Hiç unutmam.
97 senesinin kışındayız.
Zemheri de zemheri.
Ben mazbut şarkıcı menajeri.
Toshack teknik direktör.
Serdar Bilgili genel sekreter.
Ertuğrul da liberoda.
Saatler tenha.
Uğdi karşımda bar kenarında.
Haydi Abbas"ı mırıldanıyor.
Bu şarkı mekandakilere "gidin" demek.
Benim telefon titreşimde.
Titriyor.
Açıyorum.
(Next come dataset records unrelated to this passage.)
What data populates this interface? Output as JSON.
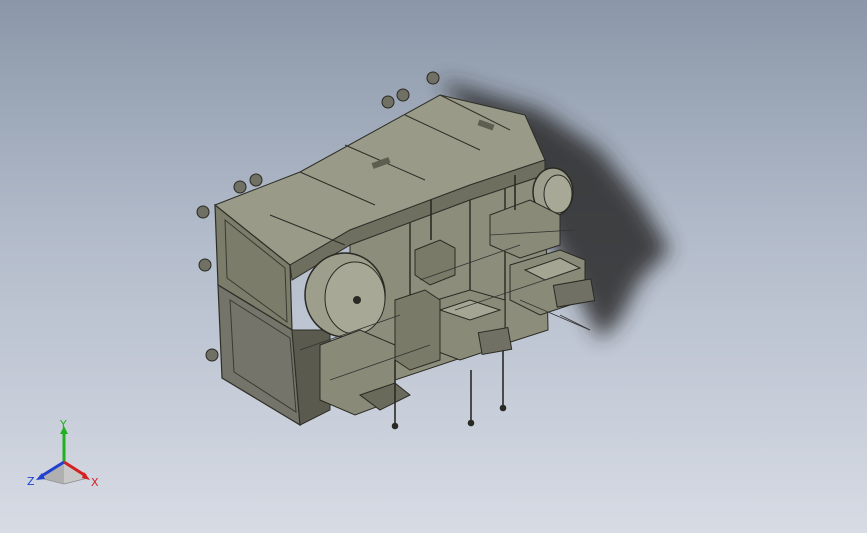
{
  "viewport": {
    "background_top": "#8b97a8",
    "background_bottom": "#d7dbe4",
    "model_color": "#8a8a78",
    "model_dark": "#3c3c34",
    "model_light": "#b8b8a6"
  },
  "triad": {
    "x_label": "X",
    "y_label": "Y",
    "z_label": "Z",
    "x_color": "#d42020",
    "y_color": "#20b020",
    "z_color": "#2040d0"
  }
}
Alo!
- Alen ben Serdar.
- Hayırdır abi sabah sabah.
- Uyku tutmamış, Toshack"a yapılanlara canı sıkılmış "Arkasında durmamız lazım" diyor.
Toshack"ın kaliteli bir adam olduğunu, birilerinin onu göndermek için düğmeye bastığını anlatıyor.
Ben de tribün olarak kendisini zaten sevdiğimizi, gereken desteğin daimi olacağını belirtiyorum.
Kapatıyoruz.
Verilen onca desteğe rağmen gitti Galli.
Scala"ya ur var dediler.
Daum"a kokainman.
Del Bosque"ye stajyer.
Tigana"ya biracı dediler.
Hepsi birer birer göndertildi.
"İyi"yi Beşiktaş"ta istemeyen bir sistem vardı.
Bu düzenek öğütme makinası gibi.
Bütün "iyi"leri bir bir yedi.
Taraftar bir kere bile faka basmadı.
Hepsinin değerini avucundaki alkışlarda sakladı.
Lakin bazı sinsi ve lobisel güçlerin ayak oyunlarına da engel olamadı.
Bunları niye anlatıyorum.
Anlatayım.
Sabahın 4"ünde bir kulüp genel sekreterinin bir tribün adamını arayıp da Toshack"a sahip çıkın kelamı ne ola ki.
Olası ihtimal, kuvvetle muhtemel
Sinsi,
Çiyansı,
Ve hayın,
Beşiktaş harici hiçbir düzeneğin oyununa gelmeyin kelamıdır.
Ve hatta
Entrikalaştırılan senaryoların Beşiktaş yönetimlerini çaresiz bırakmak amaçlı olduğunu en güvendiği Beşiktaşlıyla paylaşmasıdır.
Anlatıyorum.
Denizli"nin gelişine ben de sıcak bakmayanlardandım.
Kafamdaki kalıplaşmış yargılar beni hocanın soğuk tarafına itiyordu.
Lakin bir ara takımın aldığı başarısız sonuçlara rağmen ülkemiz
medyasının Mustafa hoca"ya bir türlü ve her daim diş geçirememesini
hayretle takip ettim.
Senelerdir en büyük eksiğimizi görmüş, bulmuş ve tamamlamıştık.
Liderlik vasfı.
Devamlı gülen yüz.
Umudun hiç kaybolmaması.
Ne olursa olsun basında Mustafa hocaya çok açık bir kredi bırakılması.
Dolayısıyla devamlı pozitif haberler.
Maç sonu yayıncı kuruluş ve Ömer abinin (Güvenç) önceki Beşiktaş
antrenörlerine sorduğu tuzak soruları Mustafa hoca"ya "artık"
soramaması.
Ve Beşiktaş tribünlerinin tecrübeli oluşu.
Hocayla hala mesafeli duruşu.
Çağrıldı, çağrılmadı polemiklerine girilmemesi.
(Kime kendimizi ispatlayacaksak!!!)
Futbolcu mu, hoca mı terazisinde hep hocanın ağır basması.
(Ki bana göre de bindiği dalı kesip de iyi olan oyuncusunu oynatmayan hoca olmaz.
Maç beğenmeyen ve maç seçen oyuncudur.
Onun için giden önceki hocalara yanmışımdır.)
Ve bunların totalinde başarının yakalanmak üzere olması.
Hepsi ama hepsi.
12 yıl evvel gelen telefonda gizlidir.